What Is Profit Provision and Why Does It Matter?

In the cryptocurrency market, especially for an asset like Bitcoin, understanding on-chain data is crucial for deeper analysis that goes beyond the market price.“Supply in Profit”orProvision of ProfitIn simple terms, this metric shows the percentage of total Bitcoins in circulation whose purchase price (the price paid when they were bought or mined) is below the current market price.

When the price of Bitcoin drops significantly, as observed in market corrections, a large part of the currencies that were "in profit" turns to be "in loss". Historically, when this metric drops to levels close to or below 50%, it signals a period where many holders are in a disadvantageous position.Phases of Accumulation, where assets change from hands of weak sellers to buyers with greater conviction.

Current data and historical parallels

As by sources like Cointelegraph, in February 2025, Bitcoin’s profit supply metric fell below the 50% threshold. This is a significant event that has not occurred since the early stages of the previous bull market cycle. The last time that this scenario set up, Bitcoin was coming out of a deep crypto winter and preparing for an expressive valuation.

The most cited historical parallel is that of 2019. After the crash of 2018, the supply in profit also plunged below 50%. Subsequently, Bitcoin began a process of recovery and accumulation that, over the following years, culminated in a monumental gain of approximately 655% compared to that bottom point. It is important to highlight that the current market is structurally different, with the presence of institutional ETFs and a much higher maturity, but thePsychological behavior of investorsAnd the cycles of supply and demand still follow observable patterns.

Accumulation phase: What does it mean in practice?

A phase of accumulation is characterized by a period of price consolidation, usually after a significant drop. During this time, the enthusiasm of the general public is low, negative headlines prevail, but investors with long-term vision and institutions begin to acquire the asset constantly, believing in its future value.

On-Chain Signals of Institutional Accumulation

The movement of large players corroborates the thesis of a phase of accumulation.Twenty One CapitalThe company, associated with the well-known Bitcoin advocate Jack Mallers, became the second largest public holder of BTC, with a corporate treasury of 43,514 bitcoins. This move occurred after the sale of part of the Digital Marathon stock (MARA), showing a significant relocation of capital within the ecosystem.

This accumulation by publicly listed companies ("public companies") is a relatively new and powerful phenomenon.Net supply reduction mechanismBy removing large amounts of Bitcoin from the circulating market and keeping them in their treasuries, they create an artificial shortages effect that can positively impact the price in the long run.

The Wider Context: Market and Regulation

To fully understand the moment, it is necessary to observe other market movements. The recent performance of XRP ETFs, for example, offers an interesting counterpoint. After a strong start with billionaires, these products recorded their first monthly net outflow, as by CryptoSlate.Selectivity and Volatility of Capital FlowsIn the crypto asset sector, where capital can quickly migrate between different assets and products based on market sentiment and regulatory prospects.

Meanwhile, the Bitcoin ecosystem continues to gain legitimacy.

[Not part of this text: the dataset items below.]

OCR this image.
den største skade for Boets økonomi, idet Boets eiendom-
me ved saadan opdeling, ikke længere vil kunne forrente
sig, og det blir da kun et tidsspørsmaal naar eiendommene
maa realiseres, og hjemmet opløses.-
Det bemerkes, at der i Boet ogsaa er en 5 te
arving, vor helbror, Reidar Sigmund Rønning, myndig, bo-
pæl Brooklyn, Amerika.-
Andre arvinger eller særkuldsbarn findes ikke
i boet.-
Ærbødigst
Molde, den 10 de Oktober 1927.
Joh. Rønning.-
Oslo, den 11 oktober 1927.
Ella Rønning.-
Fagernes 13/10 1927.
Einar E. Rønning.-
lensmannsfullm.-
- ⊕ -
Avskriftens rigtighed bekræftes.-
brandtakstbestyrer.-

The confirmation of figures such as Simon Gerovich, CEO of a major financial institution linked to the Tokyo Stock Exchange, as speaker at theBitcoin Conference 2026, reinforces the ongoing penetration of Bitcoin ideas into traditional global finance.

Analysis of Brazilian Investors

For the Brazilian investor, this data serves as a valuable tool of context, never as a signal of buying or selling. The Brazilian market has its own dynamics, including exposure through local ETFs and direct trading on exchanges. Understanding that the global market may be entering a phase historically associated with long-term accumulation helps calibrate expectations.

This is a favorable time forEducation and due diligenceInstead of pursuing quick gains, investors can use periods of lower market euphoria to study the technology, understand the risks (such as volatility and regulatory aspects) and, if aligned with their risk profile and financial goals, consider consistent investment strategies, such as the use of financial resources.dollar-cost averagingand DCA.

Main Risks and Considerations

1. History does not guarantee the future.Past patterns may not be repeated in the same way. The market is influenced by new factors such as global macroeconomy, monetary policy and technological developments.
2. The extreme volatility:Even in accumulation phases, Bitcoin can show very sharp price fluctuations over short periods of time.
3. TheRegulation:The regulatory scenario in Brazil and the world continues to evolve and can impact the market.